Он почувствовал стыд за свои сомнения. Это недостойно клана Банник; возможно, он разрушил свою жизнь здесь, но не должен так же обойтись с новой жизнью. Он будет держать голову высоко.

И все же ему хотелось, чтобы отец пришел.

Ковровая дорожка огибала громадные посадочные опоры десантного корабля, выводя кадетов в один ряд с колонной нижних чинов. Перед Банником простиралось его новое будущее. Огромный трап корабля опустился, будто челюсть гигантского хищника, готовясь поглотить его и изрыгнуть, словно живой боеприпас, на одну из войн Императора. Даже если им повезет совершить опасный перелет в варпе невредимыми, едва ли Баннику суждено прожить долго. Дядя повторял ему это снова и снова, но Банника было не переубедить, и дядя, махнув рукой, задействовал свое влияние, чтобы на Банника не распространялась клановая привилегия, освобождающая от службы. Если ему суждено погибнуть — да будет так, значит, он того заслуживает. Несомненно, Тупариллио согласился бы с этим.

Он шел к зияющим черным вратам в будущее, и каждый шаг уводил его еще дальше от родного мира, на который он никогда не ступит снова. Парагон. Банник поднял взгляд. Газовый гигант, который они называли Матер Максима, заполнял нижнюю половину неба. Еще одна привычная вещь, которой он никогда больше не увидит, как и люди, с которыми он никогда уже не поговорит, и дела, которых никогда не сделает.
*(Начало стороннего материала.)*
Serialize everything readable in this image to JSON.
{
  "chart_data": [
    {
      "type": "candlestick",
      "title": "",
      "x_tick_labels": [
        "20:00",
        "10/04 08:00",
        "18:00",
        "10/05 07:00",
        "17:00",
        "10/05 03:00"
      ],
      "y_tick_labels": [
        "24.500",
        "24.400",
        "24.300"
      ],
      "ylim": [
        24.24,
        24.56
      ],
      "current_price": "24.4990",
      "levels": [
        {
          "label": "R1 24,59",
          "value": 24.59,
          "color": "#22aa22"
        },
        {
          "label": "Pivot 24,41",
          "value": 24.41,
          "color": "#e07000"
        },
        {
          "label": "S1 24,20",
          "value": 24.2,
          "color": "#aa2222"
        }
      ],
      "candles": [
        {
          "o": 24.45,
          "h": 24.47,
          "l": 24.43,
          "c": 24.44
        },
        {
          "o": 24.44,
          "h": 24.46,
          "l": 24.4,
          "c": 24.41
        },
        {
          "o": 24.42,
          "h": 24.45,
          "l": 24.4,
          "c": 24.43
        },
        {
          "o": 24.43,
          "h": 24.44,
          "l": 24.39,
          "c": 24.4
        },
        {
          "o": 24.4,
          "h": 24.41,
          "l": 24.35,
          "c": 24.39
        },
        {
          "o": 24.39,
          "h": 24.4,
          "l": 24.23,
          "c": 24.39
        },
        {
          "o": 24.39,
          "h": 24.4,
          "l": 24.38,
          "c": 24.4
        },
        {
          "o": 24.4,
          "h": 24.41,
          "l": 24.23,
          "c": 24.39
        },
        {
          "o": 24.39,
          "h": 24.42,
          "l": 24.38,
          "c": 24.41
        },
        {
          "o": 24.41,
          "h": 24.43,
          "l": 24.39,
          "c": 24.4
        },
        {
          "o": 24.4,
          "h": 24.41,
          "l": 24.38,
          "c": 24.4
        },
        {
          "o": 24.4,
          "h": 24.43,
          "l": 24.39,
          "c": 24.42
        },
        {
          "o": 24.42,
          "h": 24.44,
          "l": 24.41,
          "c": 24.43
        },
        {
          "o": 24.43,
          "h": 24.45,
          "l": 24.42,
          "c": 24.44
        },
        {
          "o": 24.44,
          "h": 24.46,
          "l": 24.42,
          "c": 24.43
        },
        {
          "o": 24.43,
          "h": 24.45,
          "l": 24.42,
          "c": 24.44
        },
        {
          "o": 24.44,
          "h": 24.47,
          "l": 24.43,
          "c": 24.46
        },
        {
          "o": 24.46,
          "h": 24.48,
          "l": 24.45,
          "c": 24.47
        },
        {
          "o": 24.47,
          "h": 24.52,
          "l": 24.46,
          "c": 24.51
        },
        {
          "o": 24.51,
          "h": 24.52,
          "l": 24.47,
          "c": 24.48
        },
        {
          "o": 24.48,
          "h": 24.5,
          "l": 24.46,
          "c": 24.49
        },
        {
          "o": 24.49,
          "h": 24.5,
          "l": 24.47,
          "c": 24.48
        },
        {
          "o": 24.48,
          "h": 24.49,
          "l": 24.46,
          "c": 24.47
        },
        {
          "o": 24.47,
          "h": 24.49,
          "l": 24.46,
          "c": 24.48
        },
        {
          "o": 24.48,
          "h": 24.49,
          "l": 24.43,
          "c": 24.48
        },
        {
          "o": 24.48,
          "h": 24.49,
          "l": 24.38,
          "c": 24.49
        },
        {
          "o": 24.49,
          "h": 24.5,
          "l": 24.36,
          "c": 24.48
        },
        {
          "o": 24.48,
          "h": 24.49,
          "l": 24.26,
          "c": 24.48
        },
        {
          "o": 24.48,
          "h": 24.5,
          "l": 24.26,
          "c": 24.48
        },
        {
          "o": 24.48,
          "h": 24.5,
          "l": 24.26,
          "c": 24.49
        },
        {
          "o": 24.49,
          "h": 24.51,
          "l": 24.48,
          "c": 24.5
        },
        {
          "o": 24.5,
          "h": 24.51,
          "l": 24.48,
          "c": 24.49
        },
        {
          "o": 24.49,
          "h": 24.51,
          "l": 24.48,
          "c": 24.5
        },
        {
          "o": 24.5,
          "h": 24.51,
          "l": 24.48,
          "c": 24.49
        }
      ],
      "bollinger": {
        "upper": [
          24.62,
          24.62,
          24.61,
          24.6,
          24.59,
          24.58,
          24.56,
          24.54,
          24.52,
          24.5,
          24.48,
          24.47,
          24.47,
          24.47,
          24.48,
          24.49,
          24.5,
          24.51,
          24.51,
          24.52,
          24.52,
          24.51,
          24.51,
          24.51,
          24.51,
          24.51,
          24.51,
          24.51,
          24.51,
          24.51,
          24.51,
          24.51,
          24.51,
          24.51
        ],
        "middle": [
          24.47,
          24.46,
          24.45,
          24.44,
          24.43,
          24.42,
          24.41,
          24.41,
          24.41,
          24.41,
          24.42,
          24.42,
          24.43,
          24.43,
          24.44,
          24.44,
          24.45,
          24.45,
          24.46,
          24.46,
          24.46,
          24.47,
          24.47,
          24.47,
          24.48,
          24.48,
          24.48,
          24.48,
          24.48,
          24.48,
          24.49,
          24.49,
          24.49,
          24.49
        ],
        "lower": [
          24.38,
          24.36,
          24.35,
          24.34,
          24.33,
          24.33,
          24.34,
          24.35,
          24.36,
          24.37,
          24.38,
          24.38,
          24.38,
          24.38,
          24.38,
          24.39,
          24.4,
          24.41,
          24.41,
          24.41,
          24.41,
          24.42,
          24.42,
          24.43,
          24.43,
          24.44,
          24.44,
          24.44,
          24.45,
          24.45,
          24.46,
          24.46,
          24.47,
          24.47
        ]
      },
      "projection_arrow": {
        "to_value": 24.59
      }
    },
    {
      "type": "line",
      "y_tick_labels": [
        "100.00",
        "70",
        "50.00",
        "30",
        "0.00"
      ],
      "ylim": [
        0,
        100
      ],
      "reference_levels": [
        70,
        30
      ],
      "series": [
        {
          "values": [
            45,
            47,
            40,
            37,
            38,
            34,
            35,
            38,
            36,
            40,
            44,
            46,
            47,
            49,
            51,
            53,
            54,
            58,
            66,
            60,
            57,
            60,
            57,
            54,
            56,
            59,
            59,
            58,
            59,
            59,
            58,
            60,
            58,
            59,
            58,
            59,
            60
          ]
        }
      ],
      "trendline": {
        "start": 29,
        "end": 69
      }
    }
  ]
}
Катание на коньках по каналам Долгой Зимой, праздники с выездами на равнины во время Малого Лета, ночные пирушки с друзьями в городе… Этот список продолжался еще долго, пока Банник прощался со своим счастливым детством.
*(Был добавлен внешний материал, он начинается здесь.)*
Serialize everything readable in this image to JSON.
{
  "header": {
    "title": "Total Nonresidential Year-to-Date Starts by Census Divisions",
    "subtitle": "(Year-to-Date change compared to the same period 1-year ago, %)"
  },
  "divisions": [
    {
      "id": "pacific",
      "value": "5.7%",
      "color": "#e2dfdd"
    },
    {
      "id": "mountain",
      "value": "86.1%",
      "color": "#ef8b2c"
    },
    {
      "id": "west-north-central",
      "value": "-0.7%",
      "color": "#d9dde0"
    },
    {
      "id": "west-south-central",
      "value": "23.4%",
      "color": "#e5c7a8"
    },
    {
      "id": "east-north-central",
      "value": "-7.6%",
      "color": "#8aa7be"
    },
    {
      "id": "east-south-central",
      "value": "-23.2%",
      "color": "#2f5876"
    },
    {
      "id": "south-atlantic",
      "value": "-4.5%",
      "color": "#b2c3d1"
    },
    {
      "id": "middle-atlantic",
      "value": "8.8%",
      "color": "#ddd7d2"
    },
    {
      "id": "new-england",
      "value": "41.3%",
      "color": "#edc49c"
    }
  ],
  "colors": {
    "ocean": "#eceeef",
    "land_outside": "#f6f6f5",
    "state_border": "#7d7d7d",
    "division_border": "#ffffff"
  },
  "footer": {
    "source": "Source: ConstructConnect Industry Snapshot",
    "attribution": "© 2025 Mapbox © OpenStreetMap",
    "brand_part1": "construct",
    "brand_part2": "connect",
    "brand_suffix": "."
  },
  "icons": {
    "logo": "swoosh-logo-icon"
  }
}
Да будет так. Он должен винить только себя. На войне он найдет искупление.

В толпе раздались приветственные возгласы и аплодисменты, когда к кораблям поползли по камнебетону огромные тягачи, каждый из которых тащил длинный трейлер на гусеницах, нагруженный новыми боевыми машинами, произведенными в индустриальной зоне Парагона — техникой для новых полков. Все было разукрашено бело-пурпурными лентами цветов Парагона. Когда доблестные дети Парагона улетят на войну, празднество, несомненно, станет более буйным и развязным. Двойной набор в Гвардию — редкость здесь, а уж возвращение гвардейцев домой было и вовсе чем-то почти неслыханным. Толпу переполняла гордость; Парагон, безусловно, считался одним из самых верных Императору миров, и за это они были благословлены. Перевозка двадцати тысяч человек на транспортные баржи на орбите продлится до конца недели. И все это время будет идти празднование.

Ряды солдат маршировали по трапу на десантный корабль, мягкая ковровая дорожка сменилась пласталью. Трап был огромным и вел в трюм корабля, где хватало места, чтобы разместить целую роту и высадить в пекле битвы.

— Рота, стой! — взревел старший сержант, великолепный в ярко-красной парагонской парадной форме. Эту форму не позволяли носить новобранцам, пока они не закончат основной курс боевой подготовки и не будут формально зачислены в Гвардию. — Кругом!

Сержант был одним из немногих вернувшихся ветеранов, происходивших с Парагона. Остальной сержантский состав в большинстве был из других частей с того же фронта, откуда вернулись парагонцы — солдаты обескровленных полков, соединенных с парагонскими, подходящие для обеспечения новобранцев опытными командными кадрами.